O pródigo é apenas relativamente incapaz. Consoante o disposto no art. 459
CC, ele só não pode, sem curador, emprestar, transigir, dar quitação, alienar, hipotecar, demandar
ou ser demandado, e praticar, em geral, atos que não sejam de mera administração. Não podem
também ser tutor, porque não tem livre a gestão de seus bens.
As restrições, que o pródigo sofre, dizem respeito, portanto, aos bens.
Relativamente à sua pessoa, nenhuma limitação existe. Pode assim dirigir-se como entender,
exercer sua profissão (desde que não seja a de comerciante), ser encarregado da fixação do preço,
no caso a que se refere o art. 1.123 CC, casar-se (dependendo do consentimento do curador) e ser
testemunha.
A incapacidade mental é apurada em processo de interdição, disciplinado
pelos arts. 1.177 e seguintes do CPC. Não se admite o pronunciamento da interdição em processo
comum. Torna-se possível, entretanto, investigar-se o estado mental do suposto incapaz em feitos
de outra natureza, como ação de anulação de testamento fundada no art. 1.627, II a IV, CC, ou de
compra e venda, além de outras.
Reconhecida nesses casos a insanidade, anula-se o ato, mas, não se decreta
a interdição, cujo reconhecimento depende, como se acentuou, de instauração do processo
específico, regulado pelos art. 1.177 e seguintes da lei adjetiva.

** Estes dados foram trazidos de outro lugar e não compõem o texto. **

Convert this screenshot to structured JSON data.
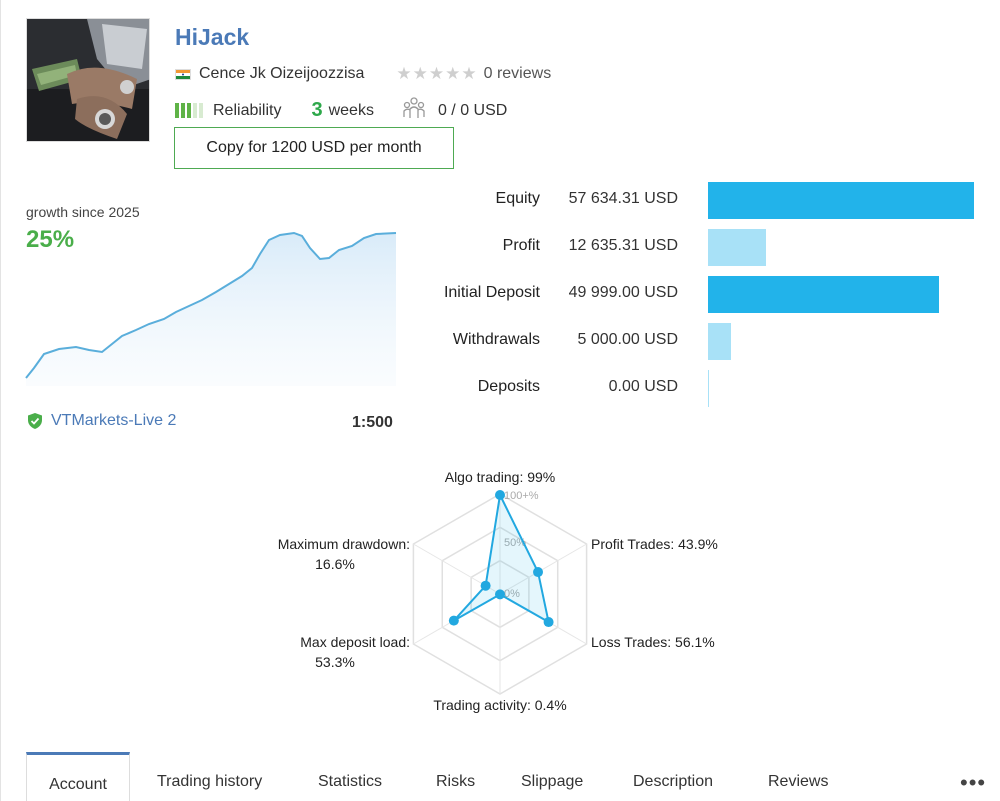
{
  "profile": {
    "name": "HiJack",
    "owner": "Cence Jk Oizeijoozzisa",
    "reviews": "0 reviews",
    "reliability_label": "Reliability",
    "weeks_number": "3",
    "weeks_unit": "weeks",
    "subscribers": "0 / 0 USD",
    "copy_button": "Copy for 1200 USD per month",
    "avatar_icon": "profile-photo"
  },
  "growth": {
    "label": "growth since 2025",
    "value": "25%"
  },
  "account": {
    "broker": "VTMarkets-Live 2",
    "leverage": "1:500"
  },
  "stats": [
    {
      "label": "Equity",
      "value": "57 634.31 USD",
      "amount": 57634.31,
      "color": "#22b3ea"
    },
    {
      "label": "Profit",
      "value": "12 635.31 USD",
      "amount": 12635.31,
      "color": "#a8e1f7"
    },
    {
      "label": "Initial Deposit",
      "value": "49 999.00 USD",
      "amount": 49999.0,
      "color": "#22b3ea"
    },
    {
      "label": "Withdrawals",
      "value": "5 000.00 USD",
      "amount": 5000.0,
      "color": "#a8e1f7"
    },
    {
      "label": "Deposits",
      "value": "0.00 USD",
      "amount": 0.0,
      "color": "#22b3ea"
    }
  ],
  "chart_data": {
    "type": "radar",
    "scale_labels": [
      "100+%",
      "50%",
      "0%"
    ],
    "axes": [
      {
        "label": "Algo trading: 99%",
        "value": 99
      },
      {
        "label": "Profit Trades: 43.9%",
        "value": 43.9
      },
      {
        "label": "Loss Trades: 56.1%",
        "value": 56.1
      },
      {
        "label": "Trading activity: 0.4%",
        "value": 0.4
      },
      {
        "label": "Max deposit load:",
        "label2": "53.3%",
        "value": 53.3
      },
      {
        "label": "Maximum drawdown:",
        "label2": "16.6%",
        "value": 16.6
      }
    ]
  },
  "tabs": [
    "Account",
    "Trading history",
    "Statistics",
    "Risks",
    "Slippage",
    "Description",
    "Reviews"
  ],
  "more_menu": "•••"
}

A interdição deve ser promovida: I) pelo pai, mãe, ou tutor; II) pelo cônjuge
ou algum parente próximo; III) Pelo MP.
Essa enumeração é taxativa. Não se permite assim a estranho ou mesmo a
parente afastado requerer a interdição. Sendo parente próximo, porém, surge a qualidade para
requerê-la, ainda que menor ou incapaz, hipótese em que agirá por intermédio do representante
legal.
É parte ilegítima, para promover o processo, cônjuge separado
judicialmente, o mesmo acontecendo com o próprio paciente, com os afins e associações,
entidades ou institutos previdenciários, de que ele seja membro. Também não pode o juiz, ex
officio, iniciar o procedimento. Para isso existe o MP, cujo representante, todavia, só pode agir
nos casos expressos no art. 448, a saber: I) no caso de loucura furiosa; II) se não existir, ou não
promover a interdição alguma das pessoas designadas no art. Antecedente, nºs I e II; III) se,
existindo, forem menores, ou incapazes.
De acordo com esse último dispositivo, vê-se que não é ilimitada a ação do
MP, que só pode agir em casos restritos. Se o insano sofre de loucura furiosa, pondo em risco
seus semelhantes, cabe à sociedade intervir, por intermédio de seu representante, competindo-lhe
simultaneamente um direito e um dever, um direito de defesa e um dever de proteção.
Por igual, se o demente não tem quem lhe requeira a interdição, ou se os
parentes se omitem, cabe então ao MP, em nome do interesse social, intentar o processo tendente
a interditar o enfermo.
Quanto ao pródigo, este só incorre em interdição se tiver cônjuge, ou
ascendentes e descendentes legítimos, que a promovam. Verifica-se assim, por esse artigo, que o
legislador visou, não à proteção e ao amparo do pródigo, mas à defesa dos interesses patrimoniais
da família. De moral, o interesse passou a econômico.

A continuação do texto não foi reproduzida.